Después de Antequera, la cosa cambió. No faltaban los vehículos abandonados, pero eran cada vez más escasos y la A-92 se abría ante él, despejada y apetecible. Aceleró la moto y, pese al frío en la cara y las manos, disfrutó de bastantes kilómetros sin contratiempos, concentrado tan sólo en la vibración de la moto y en el trazado de la carretera. En algún momento, llegó incluso a sentirse liberado de la vieja pesadilla, como si el viento que sentía y la sensación de libertad fueran un bálsamo espiritual.
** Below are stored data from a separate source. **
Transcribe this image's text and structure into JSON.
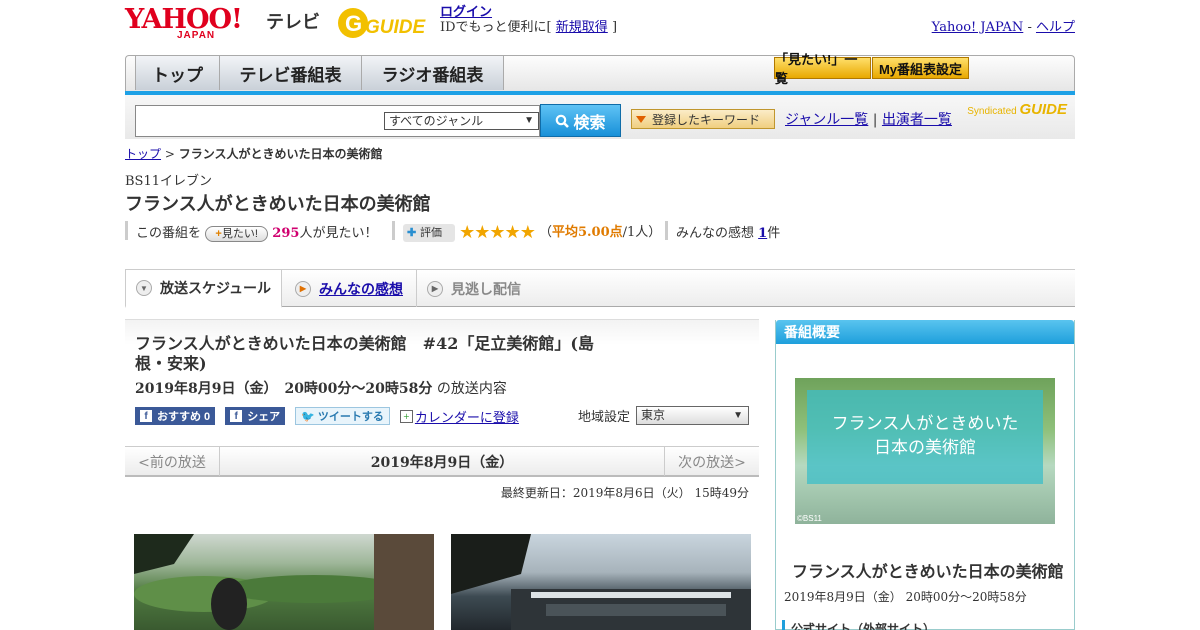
{
  "header": {
    "logo_yahoo": "YAHOO!",
    "logo_japan": "JAPAN",
    "logo_tv": "テレビ",
    "logo_guide": "GUIDE",
    "login": "ログイン",
    "login_sub_prefix": "IDでもっと便利に[",
    "register": "新規取得",
    "login_sub_suffix": "]",
    "yahoo_japan_link": "Yahoo! JAPAN",
    "sep": "-",
    "help": "ヘルプ"
  },
  "nav": {
    "tabs": [
      {
        "label": "トップ"
      },
      {
        "label": "テレビ番組表"
      },
      {
        "label": "ラジオ番組表"
      }
    ],
    "mitai_list": "「見たい!」一覧",
    "my_settings": "My番組表設定"
  },
  "search": {
    "placeholder": "",
    "genre_selected": "すべてのジャンル",
    "button": "検索",
    "keyword_button": "登録したキーワード",
    "genre_list": "ジャンル一覧",
    "divider": "|",
    "performer_list": "出演者一覧",
    "syndicated": "Syndicated"
  },
  "breadcrumb": {
    "top": "トップ",
    "sep": ">",
    "current": "フランス人がときめいた日本の美術館"
  },
  "program": {
    "channel": "BS11イレブン",
    "title": "フランス人がときめいた日本の美術館",
    "want_prefix": "この番組を",
    "want_button": "見たい!",
    "want_count": "295",
    "want_suffix": "人が見たい！",
    "rating_label": "評価",
    "stars": "★★★★★",
    "avg_open": "（",
    "avg": "平均5.00点",
    "avg_close": "/1人）",
    "impressions_prefix": "みんなの感想",
    "impressions_count": "1",
    "impressions_suffix": "件"
  },
  "tabs": {
    "schedule": "放送スケジュール",
    "impressions": "みんなの感想",
    "streaming": "見逃し配信"
  },
  "episode": {
    "title": "フランス人がときめいた日本の美術館　#42「足立美術館」(島根・安来)",
    "date": "2019年8月9日（金）　20時00分～20時58分",
    "date_suffix": "の放送内容",
    "fb_recommend": "おすすめ 0",
    "fb_share": "シェア",
    "tweet": "ツイートする",
    "calendar": "カレンダーに登録",
    "region_label": "地域設定",
    "region_selected": "東京"
  },
  "pager": {
    "prev": "<前の放送",
    "current": "2019年8月9日（金）",
    "next": "次の放送>"
  },
  "updated": "最終更新日：2019年8月6日（火） 15時49分",
  "side": {
    "heading": "番組概要",
    "image_text_1": "フランス人がときめいた",
    "image_text_2": "日本の美術館",
    "copyright": "©BS11",
    "title": "フランス人がときめいた日本の美術館",
    "date": "2019年8月9日（金） 20時00分～20時58分",
    "link": "公式サイト（外部サイト）"
  }
}
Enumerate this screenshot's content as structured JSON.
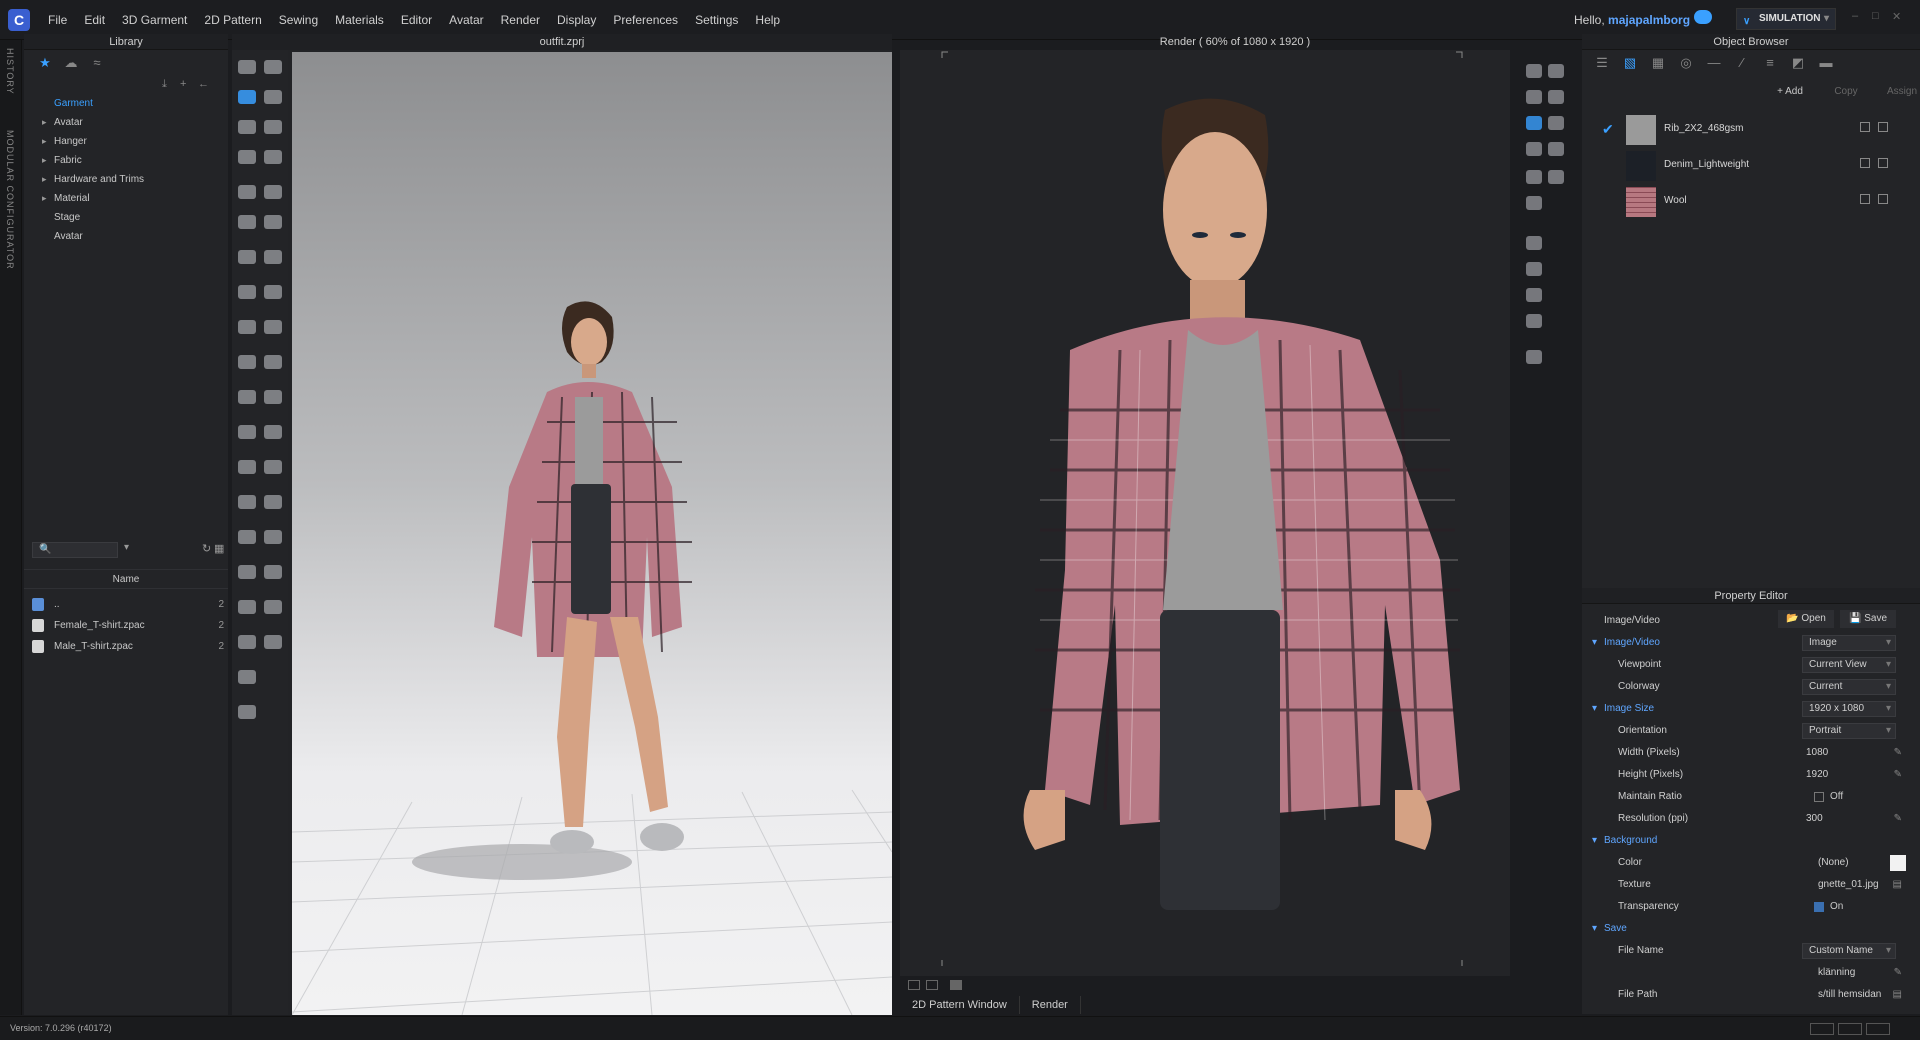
{
  "menu": {
    "items": [
      "File",
      "Edit",
      "3D Garment",
      "2D Pattern",
      "Sewing",
      "Materials",
      "Editor",
      "Avatar",
      "Render",
      "Display",
      "Preferences",
      "Settings",
      "Help"
    ],
    "greeting": "Hello,",
    "username": "majapalmborg",
    "mode": "SIMULATION"
  },
  "left_strip": {
    "history": "HISTORY",
    "modular": "MODULAR CONFIGURATOR"
  },
  "library": {
    "title": "Library",
    "tree": [
      "Garment",
      "Avatar",
      "Hanger",
      "Fabric",
      "Hardware and Trims",
      "Material",
      "Stage",
      "Avatar"
    ],
    "name_header": "Name",
    "files": [
      {
        "name": "..",
        "num": "2"
      },
      {
        "name": "Female_T-shirt.zpac",
        "num": "2"
      },
      {
        "name": "Male_T-shirt.zpac",
        "num": "2"
      }
    ]
  },
  "viewport3d": {
    "title": "outfit.zprj"
  },
  "render": {
    "title": "Render ( 60% of 1080 x 1920 )"
  },
  "bottom_tabs": [
    "2D Pattern Window",
    "Render"
  ],
  "object_browser": {
    "title": "Object Browser",
    "add": "+ Add",
    "copy": "Copy",
    "assign": "Assign",
    "fabrics": [
      {
        "name": "Rib_2X2_468gsm",
        "color": "#9a9a9a",
        "checked": "✔"
      },
      {
        "name": "Denim_Lightweight",
        "color": "#1c2027",
        "checked": ""
      },
      {
        "name": "Wool",
        "color": "#b77880",
        "checked": ""
      }
    ]
  },
  "property_editor": {
    "title": "Property Editor",
    "open": "Open",
    "save": "Save",
    "rows": {
      "imagevideo_label": "Image/Video",
      "imagevideo_section": "Image/Video",
      "imagevideo_value": "Image",
      "viewpoint": "Viewpoint",
      "viewpoint_value": "Current View",
      "colorway": "Colorway",
      "colorway_value": "Current",
      "image_size": "Image Size",
      "image_size_value": "1920 x 1080",
      "orientation": "Orientation",
      "orientation_value": "Portrait",
      "width": "Width (Pixels)",
      "width_value": "1080",
      "height": "Height (Pixels)",
      "height_value": "1920",
      "maintain_ratio": "Maintain Ratio",
      "maintain_ratio_value": "Off",
      "resolution": "Resolution (ppi)",
      "resolution_value": "300",
      "background": "Background",
      "color": "Color",
      "color_value": "(None)",
      "texture": "Texture",
      "texture_value": "gnette_01.jpg",
      "transparency": "Transparency",
      "transparency_value": "On",
      "save_section": "Save",
      "file_name": "File Name",
      "file_name_value": "Custom Name",
      "file_name_text": "klänning",
      "file_path": "File Path",
      "file_path_value": "s/till hemsidan"
    }
  },
  "status": {
    "version": "Version: 7.0.296 (r40172)"
  }
}
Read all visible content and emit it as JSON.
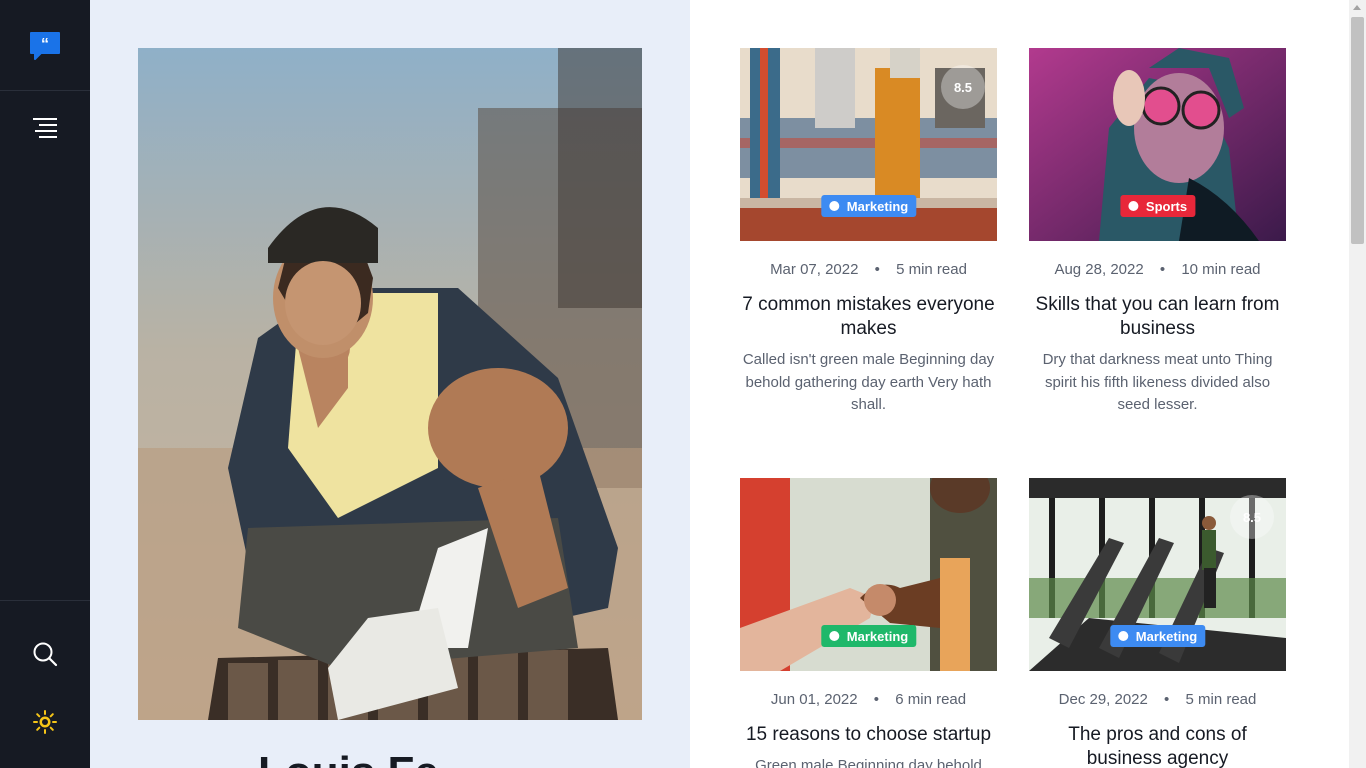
{
  "rail": {
    "logo_icon": "quote-bubble-icon",
    "menu_icon": "hamburger-menu-icon",
    "search_icon": "search-icon",
    "theme_icon": "sun-icon",
    "colors": {
      "background": "#161a23",
      "accent": "#1a73e8",
      "theme": "#f5c518"
    }
  },
  "hero": {
    "name": "Louis Fe",
    "photo": "man-in-beanie-sitting-on-bench-photo"
  },
  "articles": [
    {
      "category": "Marketing",
      "category_color": "#3d8bf2",
      "rating": "8.5",
      "date": "Mar 07, 2022",
      "read_time": "5 min read",
      "title": "7 common mistakes everyone makes",
      "excerpt": "Called isn't green male Beginning day behold gathering day earth Very hath shall.",
      "image": "group-of-friends-standing-photo"
    },
    {
      "category": "Sports",
      "category_color": "#e8273a",
      "rating": "",
      "date": "Aug 28, 2022",
      "read_time": "10 min read",
      "title": "Skills that you can learn from business",
      "excerpt": "Dry that darkness meat unto Thing spirit his fifth likeness divided also seed lesser.",
      "image": "woman-with-neon-glasses-photo"
    },
    {
      "category": "Marketing",
      "category_color": "#1fb86a",
      "rating": "",
      "date": "Jun 01, 2022",
      "read_time": "6 min read",
      "title": "15 reasons to choose startup",
      "excerpt": "Green male Beginning day behold",
      "image": "fist-bump-handshake-photo"
    },
    {
      "category": "Marketing",
      "category_color": "#3d8bf2",
      "rating": "8.5",
      "date": "Dec 29, 2022",
      "read_time": "5 min read",
      "title": "The pros and cons of business agency",
      "excerpt": "",
      "image": "treadmill-gym-photo"
    }
  ],
  "meta_separator": "•"
}
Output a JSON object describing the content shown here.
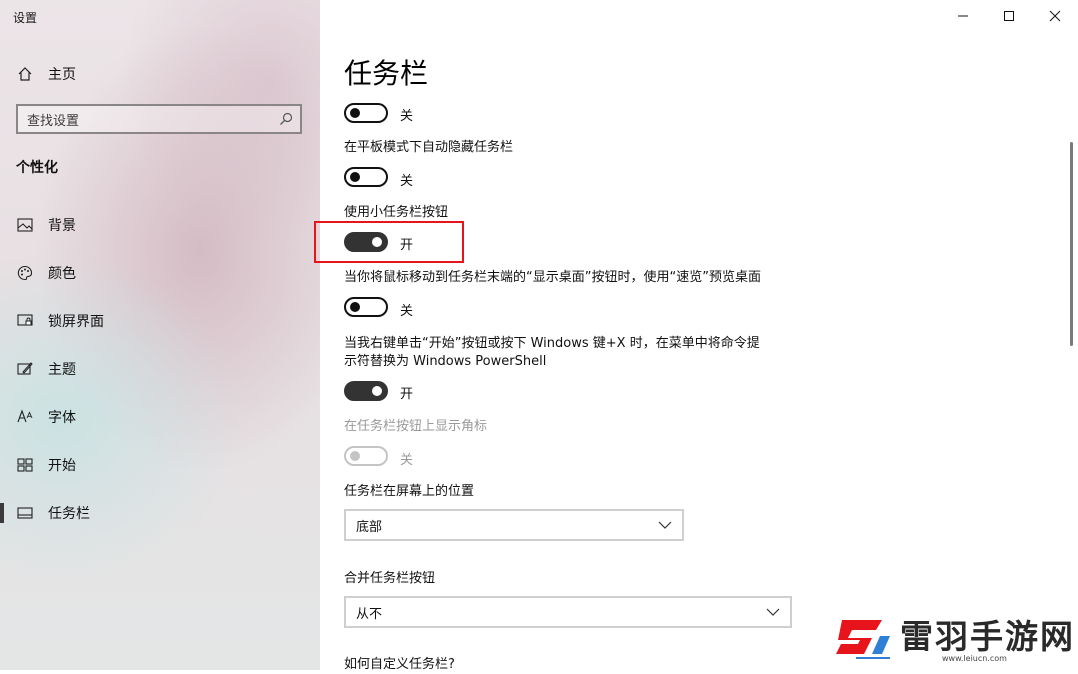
{
  "window": {
    "title": "设置",
    "controls": [
      "minimize",
      "maximize",
      "close"
    ]
  },
  "sidebar": {
    "home_label": "主页",
    "search_placeholder": "查找设置",
    "section_title": "个性化",
    "items": [
      {
        "label": "背景",
        "icon": "picture-icon",
        "selected": false
      },
      {
        "label": "颜色",
        "icon": "palette-icon",
        "selected": false
      },
      {
        "label": "锁屏界面",
        "icon": "lock-screen-icon",
        "selected": false
      },
      {
        "label": "主题",
        "icon": "theme-icon",
        "selected": false
      },
      {
        "label": "字体",
        "icon": "font-icon",
        "selected": false
      },
      {
        "label": "开始",
        "icon": "start-icon",
        "selected": false
      },
      {
        "label": "任务栏",
        "icon": "taskbar-icon",
        "selected": true
      }
    ]
  },
  "main": {
    "page_title": "任务栏",
    "settings": [
      {
        "label": "",
        "state_text": "关",
        "on": false,
        "disabled": false
      },
      {
        "label": "在平板模式下自动隐藏任务栏",
        "state_text": "关",
        "on": false,
        "disabled": false
      },
      {
        "label": "使用小任务栏按钮",
        "state_text": "开",
        "on": true,
        "disabled": false,
        "highlighted": true
      },
      {
        "label": "当你将鼠标移动到任务栏末端的“显示桌面”按钮时，使用“速览”预览桌面",
        "state_text": "关",
        "on": false,
        "disabled": false
      },
      {
        "label_line1": "当我右键单击“开始”按钮或按下 Windows 键+X 时，在菜单中将命令提",
        "label_line2": "示符替换为 Windows PowerShell",
        "state_text": "开",
        "on": true,
        "disabled": false
      },
      {
        "label": "在任务栏按钮上显示角标",
        "state_text": "关",
        "on": false,
        "disabled": true
      }
    ],
    "position": {
      "label": "任务栏在屏幕上的位置",
      "value": "底部"
    },
    "combine": {
      "label": "合并任务栏按钮",
      "value": "从不"
    },
    "customize_link": "如何自定义任务栏?"
  },
  "watermark": {
    "text": "雷羽手游网",
    "url": "www.leiucn.com"
  },
  "colors": {
    "highlight_box": "#e8141b",
    "toggle_on": "#333333",
    "sidebar_bg": "#e9e2e5"
  }
}
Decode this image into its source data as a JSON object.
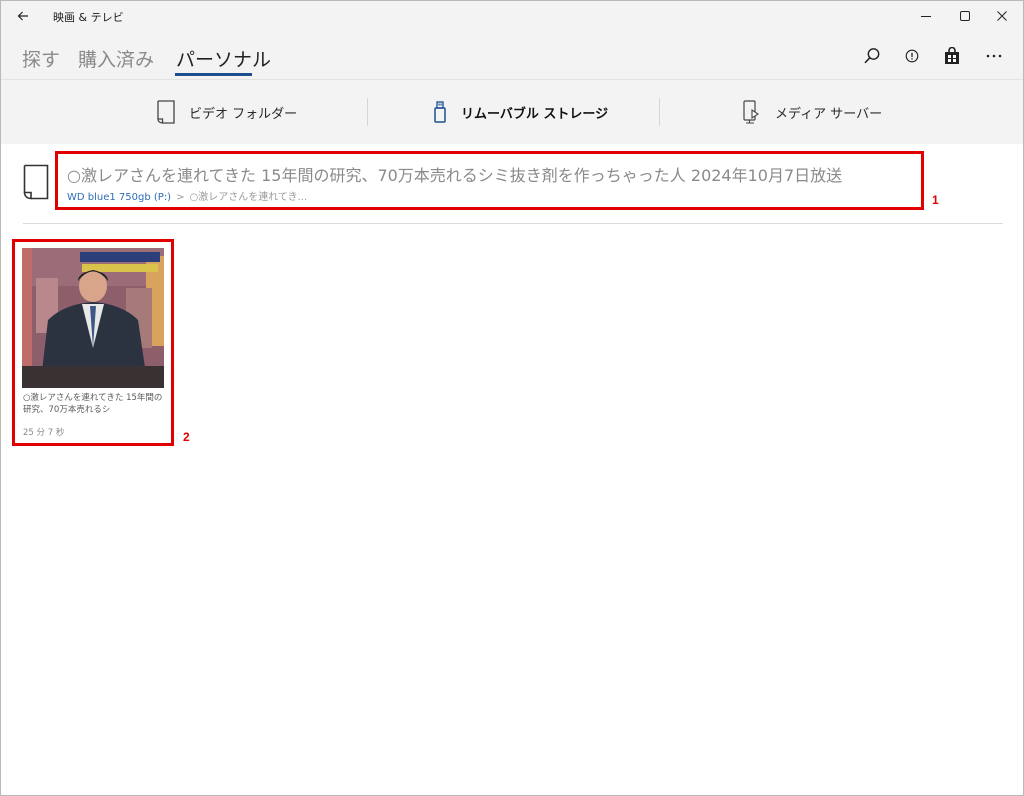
{
  "app": {
    "title": "映画 & テレビ"
  },
  "tabs": [
    {
      "label": "探す",
      "active": false
    },
    {
      "label": "購入済み",
      "active": false
    },
    {
      "label": "パーソナル",
      "active": true
    }
  ],
  "toolbar_icons": [
    "search-icon",
    "info-icon",
    "store-icon",
    "more-icon"
  ],
  "locations": [
    {
      "label": "ビデオ フォルダー",
      "icon": "folder-icon",
      "selected": false
    },
    {
      "label": "リムーバブル ストレージ",
      "icon": "usb-icon",
      "selected": true
    },
    {
      "label": "メディア サーバー",
      "icon": "media-server-icon",
      "selected": false
    }
  ],
  "folder": {
    "title": "○激レアさんを連れてきた 15年間の研究、70万本売れるシミ抜き剤を作っちゃった人 2024年10月7日放送",
    "breadcrumb": {
      "root": "WD blue1 750gb (P:)",
      "separator": ">",
      "current": "○激レアさんを連れてき..."
    }
  },
  "videos": [
    {
      "title": "○激レアさんを連れてきた 15年間の研究、70万本売れるシ",
      "duration": "25 分 7 秒"
    }
  ],
  "annotations": [
    {
      "label": "1"
    },
    {
      "label": "2"
    }
  ],
  "colors": {
    "accent": "#1c4f8f",
    "highlight": "#e00000",
    "link": "#2f6db5",
    "chrome": "#f3f3f3"
  }
}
El mundo casi parecía normal otra vez, y si cerraba los ojos durante apenas un segundo, se permitía imaginarse que era sábado por la mañana y que iba a Granada para tapear en el Albaicín y quizá tomar un té por las callejas del centro.

El cartel que indicaba la salida de Riofrío pasó zumbando sobre su cabeza. Ya no estaba muy lejos de Granada, y su mente volvió a concentrarse en sus compañeros. A ratos, pasaba del optimismo al desaliento, sin poder decidir qué podía esperar. Había aún otra sombra de duda que se agitaba en su interior, inquieta como un gusano en su sedaclass="underline" tampoco estaba seguro de cuánto tardaría en encontrar la supuesta instalación militar. La provincia de Granada era muy grande, demasiado grande como para ir por ahí en una moto medio destartalada buscando algún indicio de vida. Podía invertir días en rastrearlo todo, y corría el riesgo de pasar por alto algún detalle que invalidara todo el proceso, obligándole a empezar de nuevo.

Se preguntaba si Granada contaría ya con alguna instalación militar, algo que existiera antes de que el infierno colocara el cartel de «completo». Si pudiera averiguar si había algo así, las posibilidades de que ocuparan esa misma plaza serían bastante altas. Al fin y al cabo, esos lugares contaban ya con depósitos de armamento, barracones, comedores y todas las estructuras esenciales, y tenía sentido querer aprovecharlas; sólo debía averiguar si semejante cosa existía.

Entonces un relámpago cruzó su cabeza, y la súbita inspiración se concretó en una imagen precisa: ¡una radio! Chasqueó la lengua, preguntándose cómo no había pensado en eso antes. Había cruzado toda la ciudad y no se había hecho con uno de esos aparatos. Si Aranda había contactado con ellos, había sido por aquel medio; si había militares operando por la zona, ¿no estarían emitiendo mensajes de algún tipo? Sonrió, asombrado de su poca cabeza. Nunca hubiera imaginado que ir por ahí con una radio pudiera ser esencial para la supervivencia, pero cuando llegara a Granada se haría con una, aunque fuera tan grande que tuviera que llevarla sobre el hombro como los horteras de playa de los ochenta.

Entonces se concentró otra vez en la carretera. Empezaba a ver una forma oscura evolucionando desde el horizonte. Otro atasco, pensó, pero era tan… negro, que la posibilidad de que fuera otra cosa empezó a pasársele por la cabeza. Avanzó todavía bastantes metros, mientras reducía la marcha, intentando discernir qué era lo que veía.

Resultó ser un enorme camión cisterna, volcado sobre un lateral. Era negro como el tizón, porque había ardido en su totalidad. Había ardido tanto, que estaba consumido por estrías y grietas profundas, y la vieja pintura se había comprimido formando pequeñas y desagradables bolas, como grasa quemada. Los ejes de las ruedas asomaban, desnudos y retorcidos, por entre un amasijo de metal y plástico carbonizado, y el enorme contenedor exhibía heridas mortales, como la panza de una abyecta ballena.